O Palmeiras e o espírito das múmias de Pompeia

Antero Greco

13 de setembro de 2012 | 19h46

Felipão saiu, os males do Palmeiras acabaram? Não acredito. O desfecho de uma parceria de mais de dois anos foi triste e manjado. A diretoria recorreu hoje ao tradicional método de dispensar o treinador como forma de resolver os problemas do time. Solução clássica, sem imaginação, baseada mais na suposição do que em certezas.

Ok, o retrospecto da equipe no Brasileiro é desolador: 14 derrotas em 24 rodadas pesam, tanto para o treinador iniciante, bagrinho ainda na profissão, como para um nome de peso e famoso, como Scolari. Fica difícil justificar desempenho tão frágil. Não há contusões, suspensões, erros de arbitragem ou azar que sustentem essa maré baixa.

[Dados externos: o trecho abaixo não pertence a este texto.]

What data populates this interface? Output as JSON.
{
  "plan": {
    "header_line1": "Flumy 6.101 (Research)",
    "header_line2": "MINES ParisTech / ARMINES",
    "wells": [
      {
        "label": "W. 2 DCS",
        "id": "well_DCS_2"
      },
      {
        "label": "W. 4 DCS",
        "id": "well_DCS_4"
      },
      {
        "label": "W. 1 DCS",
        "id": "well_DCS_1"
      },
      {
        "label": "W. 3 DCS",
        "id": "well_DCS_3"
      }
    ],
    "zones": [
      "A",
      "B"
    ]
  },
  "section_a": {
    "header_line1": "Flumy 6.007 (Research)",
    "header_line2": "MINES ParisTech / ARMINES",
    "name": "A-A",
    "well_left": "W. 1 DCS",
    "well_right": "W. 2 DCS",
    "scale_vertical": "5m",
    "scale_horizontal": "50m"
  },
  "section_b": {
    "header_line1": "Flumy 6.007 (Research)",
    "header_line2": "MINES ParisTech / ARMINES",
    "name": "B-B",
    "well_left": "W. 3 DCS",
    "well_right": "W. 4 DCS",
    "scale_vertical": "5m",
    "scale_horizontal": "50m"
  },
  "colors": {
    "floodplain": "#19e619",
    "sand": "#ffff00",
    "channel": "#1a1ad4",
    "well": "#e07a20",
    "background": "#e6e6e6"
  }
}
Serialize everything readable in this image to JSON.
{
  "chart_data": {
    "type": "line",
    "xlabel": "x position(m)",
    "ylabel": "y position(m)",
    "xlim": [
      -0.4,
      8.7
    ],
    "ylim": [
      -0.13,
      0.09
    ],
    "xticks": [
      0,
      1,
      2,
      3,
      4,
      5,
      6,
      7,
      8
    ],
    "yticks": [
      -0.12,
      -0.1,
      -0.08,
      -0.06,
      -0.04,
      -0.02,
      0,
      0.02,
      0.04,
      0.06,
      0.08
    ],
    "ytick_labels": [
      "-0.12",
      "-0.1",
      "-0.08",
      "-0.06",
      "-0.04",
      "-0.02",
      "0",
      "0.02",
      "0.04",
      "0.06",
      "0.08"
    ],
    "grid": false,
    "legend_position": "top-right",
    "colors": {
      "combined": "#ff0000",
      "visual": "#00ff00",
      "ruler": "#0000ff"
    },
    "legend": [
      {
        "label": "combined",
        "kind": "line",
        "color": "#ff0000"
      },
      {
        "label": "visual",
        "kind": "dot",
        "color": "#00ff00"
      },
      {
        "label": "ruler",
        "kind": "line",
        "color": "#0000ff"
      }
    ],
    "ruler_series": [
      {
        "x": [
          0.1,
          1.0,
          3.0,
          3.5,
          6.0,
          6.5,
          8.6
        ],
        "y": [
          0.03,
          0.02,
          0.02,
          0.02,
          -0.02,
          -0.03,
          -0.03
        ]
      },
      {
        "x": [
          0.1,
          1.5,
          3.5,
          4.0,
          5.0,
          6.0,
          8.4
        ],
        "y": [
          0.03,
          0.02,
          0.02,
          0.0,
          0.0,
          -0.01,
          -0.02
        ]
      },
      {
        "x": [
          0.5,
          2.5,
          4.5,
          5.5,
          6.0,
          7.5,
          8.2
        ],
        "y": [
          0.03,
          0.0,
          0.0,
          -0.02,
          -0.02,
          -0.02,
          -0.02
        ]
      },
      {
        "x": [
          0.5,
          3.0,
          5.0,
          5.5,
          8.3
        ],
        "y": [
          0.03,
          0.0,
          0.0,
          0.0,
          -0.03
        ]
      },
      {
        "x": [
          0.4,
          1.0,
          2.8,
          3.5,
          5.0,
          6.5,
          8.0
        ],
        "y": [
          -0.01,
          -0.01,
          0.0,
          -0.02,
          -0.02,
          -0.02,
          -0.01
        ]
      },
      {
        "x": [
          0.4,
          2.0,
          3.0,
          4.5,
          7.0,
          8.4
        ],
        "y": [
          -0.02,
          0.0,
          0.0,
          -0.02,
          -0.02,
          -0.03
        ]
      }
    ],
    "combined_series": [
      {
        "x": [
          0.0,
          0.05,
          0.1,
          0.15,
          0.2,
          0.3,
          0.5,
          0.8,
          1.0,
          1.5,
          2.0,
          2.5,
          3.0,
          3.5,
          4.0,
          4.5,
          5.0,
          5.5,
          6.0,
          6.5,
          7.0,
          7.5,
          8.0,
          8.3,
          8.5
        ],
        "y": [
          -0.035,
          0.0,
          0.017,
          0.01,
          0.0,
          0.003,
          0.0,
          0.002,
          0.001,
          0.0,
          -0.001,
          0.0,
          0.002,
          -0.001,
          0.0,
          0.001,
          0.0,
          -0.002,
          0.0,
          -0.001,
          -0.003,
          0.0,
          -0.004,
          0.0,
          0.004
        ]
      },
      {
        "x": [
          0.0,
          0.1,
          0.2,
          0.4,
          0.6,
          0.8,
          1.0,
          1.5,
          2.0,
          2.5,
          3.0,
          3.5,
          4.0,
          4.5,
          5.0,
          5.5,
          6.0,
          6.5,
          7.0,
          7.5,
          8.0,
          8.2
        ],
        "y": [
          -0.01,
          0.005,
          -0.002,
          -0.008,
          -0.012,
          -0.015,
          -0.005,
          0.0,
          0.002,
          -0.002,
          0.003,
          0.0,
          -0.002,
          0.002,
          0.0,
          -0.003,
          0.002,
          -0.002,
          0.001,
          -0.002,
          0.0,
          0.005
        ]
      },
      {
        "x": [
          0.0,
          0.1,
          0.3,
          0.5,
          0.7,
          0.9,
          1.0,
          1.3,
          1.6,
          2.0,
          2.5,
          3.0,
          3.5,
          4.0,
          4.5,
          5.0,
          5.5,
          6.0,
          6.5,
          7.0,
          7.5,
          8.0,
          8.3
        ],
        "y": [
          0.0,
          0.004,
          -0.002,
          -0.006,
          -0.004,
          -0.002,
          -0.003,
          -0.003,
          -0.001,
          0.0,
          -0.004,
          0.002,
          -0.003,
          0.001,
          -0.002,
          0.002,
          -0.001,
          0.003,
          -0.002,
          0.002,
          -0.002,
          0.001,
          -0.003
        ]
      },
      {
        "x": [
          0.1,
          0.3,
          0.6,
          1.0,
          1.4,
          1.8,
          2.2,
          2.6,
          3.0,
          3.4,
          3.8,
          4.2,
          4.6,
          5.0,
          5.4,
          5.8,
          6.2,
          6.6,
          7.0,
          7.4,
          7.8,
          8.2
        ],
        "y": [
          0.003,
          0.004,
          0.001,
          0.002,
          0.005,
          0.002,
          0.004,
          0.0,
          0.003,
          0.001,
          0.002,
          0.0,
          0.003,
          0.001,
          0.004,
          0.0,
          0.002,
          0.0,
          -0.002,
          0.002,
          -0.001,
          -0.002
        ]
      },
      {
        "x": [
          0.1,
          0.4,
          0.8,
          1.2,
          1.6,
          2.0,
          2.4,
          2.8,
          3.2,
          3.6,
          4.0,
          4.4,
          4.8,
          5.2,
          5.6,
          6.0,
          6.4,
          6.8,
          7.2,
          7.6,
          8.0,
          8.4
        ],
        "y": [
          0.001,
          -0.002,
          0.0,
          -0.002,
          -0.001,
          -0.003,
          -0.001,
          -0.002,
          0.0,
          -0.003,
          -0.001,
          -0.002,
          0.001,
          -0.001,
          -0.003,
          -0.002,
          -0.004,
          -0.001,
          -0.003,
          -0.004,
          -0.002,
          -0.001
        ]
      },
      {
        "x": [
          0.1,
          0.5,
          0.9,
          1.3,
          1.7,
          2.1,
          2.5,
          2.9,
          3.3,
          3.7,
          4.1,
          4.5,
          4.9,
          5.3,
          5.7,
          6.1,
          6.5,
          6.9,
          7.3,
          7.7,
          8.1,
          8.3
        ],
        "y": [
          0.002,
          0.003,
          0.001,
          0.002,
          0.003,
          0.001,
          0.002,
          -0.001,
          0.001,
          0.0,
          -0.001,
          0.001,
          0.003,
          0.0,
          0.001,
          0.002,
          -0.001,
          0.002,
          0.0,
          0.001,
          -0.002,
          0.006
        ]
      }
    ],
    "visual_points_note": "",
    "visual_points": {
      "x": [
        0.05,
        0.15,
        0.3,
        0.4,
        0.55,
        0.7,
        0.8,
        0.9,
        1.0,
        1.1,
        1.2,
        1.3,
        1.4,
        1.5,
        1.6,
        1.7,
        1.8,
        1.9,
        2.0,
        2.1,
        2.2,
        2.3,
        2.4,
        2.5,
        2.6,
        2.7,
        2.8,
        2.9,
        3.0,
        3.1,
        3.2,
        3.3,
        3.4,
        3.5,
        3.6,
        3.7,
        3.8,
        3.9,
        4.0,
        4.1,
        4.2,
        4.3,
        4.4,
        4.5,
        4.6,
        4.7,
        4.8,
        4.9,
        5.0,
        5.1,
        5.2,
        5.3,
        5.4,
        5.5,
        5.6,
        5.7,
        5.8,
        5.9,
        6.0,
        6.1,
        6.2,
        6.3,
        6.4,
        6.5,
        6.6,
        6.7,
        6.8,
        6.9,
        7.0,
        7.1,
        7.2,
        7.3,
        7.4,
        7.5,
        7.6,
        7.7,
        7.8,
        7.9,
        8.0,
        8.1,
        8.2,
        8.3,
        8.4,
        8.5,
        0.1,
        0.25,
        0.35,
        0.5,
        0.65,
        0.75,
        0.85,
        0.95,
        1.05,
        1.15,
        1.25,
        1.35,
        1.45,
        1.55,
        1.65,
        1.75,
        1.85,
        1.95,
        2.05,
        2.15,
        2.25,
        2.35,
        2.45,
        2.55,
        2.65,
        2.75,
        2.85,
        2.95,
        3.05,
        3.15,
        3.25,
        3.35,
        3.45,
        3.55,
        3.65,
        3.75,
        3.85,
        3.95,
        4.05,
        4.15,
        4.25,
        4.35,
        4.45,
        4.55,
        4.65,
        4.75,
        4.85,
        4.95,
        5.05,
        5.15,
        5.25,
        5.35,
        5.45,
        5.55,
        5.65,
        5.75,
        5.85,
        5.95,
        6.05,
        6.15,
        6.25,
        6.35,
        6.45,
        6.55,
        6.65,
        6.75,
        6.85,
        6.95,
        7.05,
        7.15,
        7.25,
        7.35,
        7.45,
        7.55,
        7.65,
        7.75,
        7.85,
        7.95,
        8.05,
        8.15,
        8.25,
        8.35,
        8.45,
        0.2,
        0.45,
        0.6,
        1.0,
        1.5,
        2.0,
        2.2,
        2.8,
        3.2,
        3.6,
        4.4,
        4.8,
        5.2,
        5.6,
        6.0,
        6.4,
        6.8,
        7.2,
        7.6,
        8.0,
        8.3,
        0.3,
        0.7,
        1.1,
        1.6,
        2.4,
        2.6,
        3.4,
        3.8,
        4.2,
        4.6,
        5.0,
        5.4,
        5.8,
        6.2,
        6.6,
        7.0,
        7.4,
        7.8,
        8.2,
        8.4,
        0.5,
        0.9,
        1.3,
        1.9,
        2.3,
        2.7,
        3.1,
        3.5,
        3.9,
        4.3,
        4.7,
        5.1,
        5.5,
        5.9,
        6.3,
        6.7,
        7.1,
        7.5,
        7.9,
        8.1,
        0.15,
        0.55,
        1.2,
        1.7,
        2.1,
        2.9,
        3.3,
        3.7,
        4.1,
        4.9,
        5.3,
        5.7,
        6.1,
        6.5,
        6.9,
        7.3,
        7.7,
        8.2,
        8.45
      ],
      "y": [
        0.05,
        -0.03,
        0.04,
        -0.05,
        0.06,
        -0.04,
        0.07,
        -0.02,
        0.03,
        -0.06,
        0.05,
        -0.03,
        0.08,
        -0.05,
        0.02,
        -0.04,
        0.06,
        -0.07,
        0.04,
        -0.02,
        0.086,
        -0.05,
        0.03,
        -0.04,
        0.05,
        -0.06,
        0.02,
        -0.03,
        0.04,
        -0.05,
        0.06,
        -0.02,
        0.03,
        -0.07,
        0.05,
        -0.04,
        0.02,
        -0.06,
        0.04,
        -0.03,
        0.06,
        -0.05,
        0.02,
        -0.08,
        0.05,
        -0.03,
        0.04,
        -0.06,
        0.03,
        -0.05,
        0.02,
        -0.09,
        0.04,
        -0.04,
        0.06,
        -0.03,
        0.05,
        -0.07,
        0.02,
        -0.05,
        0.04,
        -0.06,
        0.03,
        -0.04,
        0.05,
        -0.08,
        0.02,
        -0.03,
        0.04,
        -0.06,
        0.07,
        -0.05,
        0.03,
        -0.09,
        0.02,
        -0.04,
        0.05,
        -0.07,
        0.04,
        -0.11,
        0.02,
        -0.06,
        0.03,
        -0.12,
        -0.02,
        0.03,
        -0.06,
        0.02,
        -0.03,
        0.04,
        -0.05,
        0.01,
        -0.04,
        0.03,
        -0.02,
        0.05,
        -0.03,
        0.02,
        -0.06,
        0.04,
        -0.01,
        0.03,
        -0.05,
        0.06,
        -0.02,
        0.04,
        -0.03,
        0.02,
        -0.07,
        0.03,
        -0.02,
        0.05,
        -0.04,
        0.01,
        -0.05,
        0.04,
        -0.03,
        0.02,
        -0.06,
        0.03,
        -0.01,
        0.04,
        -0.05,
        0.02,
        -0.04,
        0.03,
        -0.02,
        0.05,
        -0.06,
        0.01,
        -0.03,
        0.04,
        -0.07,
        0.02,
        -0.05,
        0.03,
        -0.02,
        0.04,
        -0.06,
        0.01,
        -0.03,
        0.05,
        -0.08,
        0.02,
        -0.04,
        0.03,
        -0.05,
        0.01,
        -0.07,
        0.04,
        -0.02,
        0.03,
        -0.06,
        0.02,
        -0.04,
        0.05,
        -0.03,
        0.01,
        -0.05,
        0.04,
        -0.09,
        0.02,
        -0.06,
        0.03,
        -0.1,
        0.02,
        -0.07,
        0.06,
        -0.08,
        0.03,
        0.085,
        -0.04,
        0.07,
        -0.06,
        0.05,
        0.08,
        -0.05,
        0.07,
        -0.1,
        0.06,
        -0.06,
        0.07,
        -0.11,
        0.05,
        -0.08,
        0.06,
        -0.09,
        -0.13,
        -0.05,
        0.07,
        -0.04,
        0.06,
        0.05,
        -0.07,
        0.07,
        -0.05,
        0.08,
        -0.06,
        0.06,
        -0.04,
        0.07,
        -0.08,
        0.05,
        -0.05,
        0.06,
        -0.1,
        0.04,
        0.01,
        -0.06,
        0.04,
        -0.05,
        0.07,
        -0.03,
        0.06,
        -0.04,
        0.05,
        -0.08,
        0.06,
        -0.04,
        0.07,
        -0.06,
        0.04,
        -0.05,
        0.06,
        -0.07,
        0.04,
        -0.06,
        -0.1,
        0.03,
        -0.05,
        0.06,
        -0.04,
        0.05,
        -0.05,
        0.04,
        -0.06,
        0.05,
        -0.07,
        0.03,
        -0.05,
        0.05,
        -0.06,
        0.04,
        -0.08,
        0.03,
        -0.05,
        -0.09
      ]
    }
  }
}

Felipão tem parte de culpa nessa fase entortada do Palestra, assim como os jogadores. O “professor” errou em decisões táticas, em substituições, em indicações para contratações e até na dispensa de alguns jogadores (Pierre não servia no clube e é titular no Atlético-MG). Não vamos vê-lo, portanto, como infalível. É do cargo receber elogios e críticas.

Também não vejo os boleiros como coitadinhos. Tem medalhão que age como medalhinha, tem jogador sem história que se imagina o rei da cocada preta. E mal sabe que, se perder a boquinha no Palmeiras, o destino vai reservar-lhe perambulações por equipes menores. Até sumir do mapa. O tempo se encarregará dos presunçosos.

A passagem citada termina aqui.